J’aime la petite enfance. En fait j’y suis à l’aise et en sécurité. C’est pour moi une période rose bonbon pendant laquelle on reçoit de l’amour pur en quantité à vous sortir par les oreilles. Malgré la fatigue et le manque de temps, je vous jure que j’y resterais à l’infini, figée dans le temps.

Ma grande de presque 8 ans flâne encore dans ce bel univers. Je ne la retiens pas de force. Elle n’est juste pas encore prête à clore ce chapitre de son histoire. Les petits frères et sœurs y sont sûrement pour quelque chose. Selon moi, les premiers de famille gardent leur douce naïveté plus longtemps.
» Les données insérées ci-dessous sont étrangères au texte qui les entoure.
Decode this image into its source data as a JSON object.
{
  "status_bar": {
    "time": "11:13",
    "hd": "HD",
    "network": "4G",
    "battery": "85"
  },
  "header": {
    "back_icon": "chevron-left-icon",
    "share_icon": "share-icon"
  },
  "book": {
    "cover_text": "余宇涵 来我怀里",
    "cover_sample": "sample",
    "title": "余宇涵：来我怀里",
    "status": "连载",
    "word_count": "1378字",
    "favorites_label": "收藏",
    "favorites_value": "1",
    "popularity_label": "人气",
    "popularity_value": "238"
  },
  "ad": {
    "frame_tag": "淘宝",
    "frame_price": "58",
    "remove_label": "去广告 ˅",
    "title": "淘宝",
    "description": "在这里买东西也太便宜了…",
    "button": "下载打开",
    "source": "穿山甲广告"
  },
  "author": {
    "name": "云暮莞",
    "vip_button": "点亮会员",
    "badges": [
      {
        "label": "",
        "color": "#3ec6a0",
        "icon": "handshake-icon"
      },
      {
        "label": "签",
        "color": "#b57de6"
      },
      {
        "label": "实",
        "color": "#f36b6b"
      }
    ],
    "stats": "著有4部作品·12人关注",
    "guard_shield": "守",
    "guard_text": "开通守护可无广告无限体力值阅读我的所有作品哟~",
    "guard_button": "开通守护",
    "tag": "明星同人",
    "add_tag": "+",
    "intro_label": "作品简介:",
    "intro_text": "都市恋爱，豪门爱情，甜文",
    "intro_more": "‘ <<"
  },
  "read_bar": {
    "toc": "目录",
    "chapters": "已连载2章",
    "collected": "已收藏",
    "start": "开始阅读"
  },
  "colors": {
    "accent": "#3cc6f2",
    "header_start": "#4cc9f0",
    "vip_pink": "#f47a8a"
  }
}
Chose certaine, elle a encore des goûts vestimentaires de fillette. Aussi, chaque matin, elle m’envoie des cœurs par la fenêtre de l’autobus. Rituel qu’elle maintient même sous le regard des plus grands. Elle collectionne encore les toutous et joue aux Barbies. Noël dernier, nous avons eu droit à la visite de Ken sous le sapin, mais jusqu’à maintenant, il ne fait qu’embrasser galamment madame. On peut donc se permettre de proclamer qu’on a encore du lousse avant l’adolescence maudite.

En fait, c’est tout nouveau pour moi cette anticipation négative. Dernièrement, j’ai fait du bénévolat à l’école de ma grande et disons que j’en suis encore ébranlée. J’ai entendu des trucs à faire défriser ma grand-mère. J’ai vu des enfants de 9 ans avec un cellulaire à la main (dans l’autobus ils ont le droit… wtf !). J’ai vite compris que certains possédaient déjà beaucoup trop d’informations inadaptées à leur jeune cerveau. J’imagine que je devais le voir pour le croire. Parallèlement, j’ai découvert l’ampleur de la cyberdépendance à travers le documentaire d’Alexandre Taillefer et j’avoue que ça aussi ça a ajouté à ma hantise. Un danger qui guette particulièrement nos petits bonshommes. J’essaie à travers tout ça de me convaincre que la légalisation du pot ne changera rien dans l’équation. Qu’on a été ados nous aussi et que ça ne peut pas être pire. Et comme si ce n’était pas assez, mon chum, en bon papa poule qu’il est, a suivi les recommandations de son entourage et s’est mis à suivre la série Fugueuse. Parce que t’sais, on a 2 filles pis ça l’air qu’il faut absolument écouter ça. Bref, je l’ai observé perdre connaissance à tous les épisodes en suivant la descente aux enfers de cette adolescente modèle. Disons que ça nous a fait sortir assez vite du merveilleux monde de Walt Disney dans lequel on patauge depuis 8 ans. Nous n’avons eu d’autre choix que de constater que personne n’est à l’abri de rien et qu’il est préférable de se préparer à tout.

Crédit : PIXABAY

Depuis, il se passe rarement une semaine sans qu’on y pense. À tout ce qui nous pend au bout du nez. À ce qu’il faut continuer de bâtir et de solidifier ici et maintenant. Et surtout, ne rien gâcher du reste de leur petite enfance. Savoir en profiter et poursuivre encore et toujours notre mission de les rendre meilleurs que nous-mêmes.

Ah oui et jugez-moi tant que vous le voulez, mais sachez que je garde précieusement une vidéo dans laquelle notre belle cocotte nous jure de toujours rester notre rayon de soleil, même à 14 ans. Ça vaut ce que ça vaut me direz-vous, mais pour moi ça vaut de l’or.

Dites-moi, qu’est-ce que vous appréhendez de l’adolescence?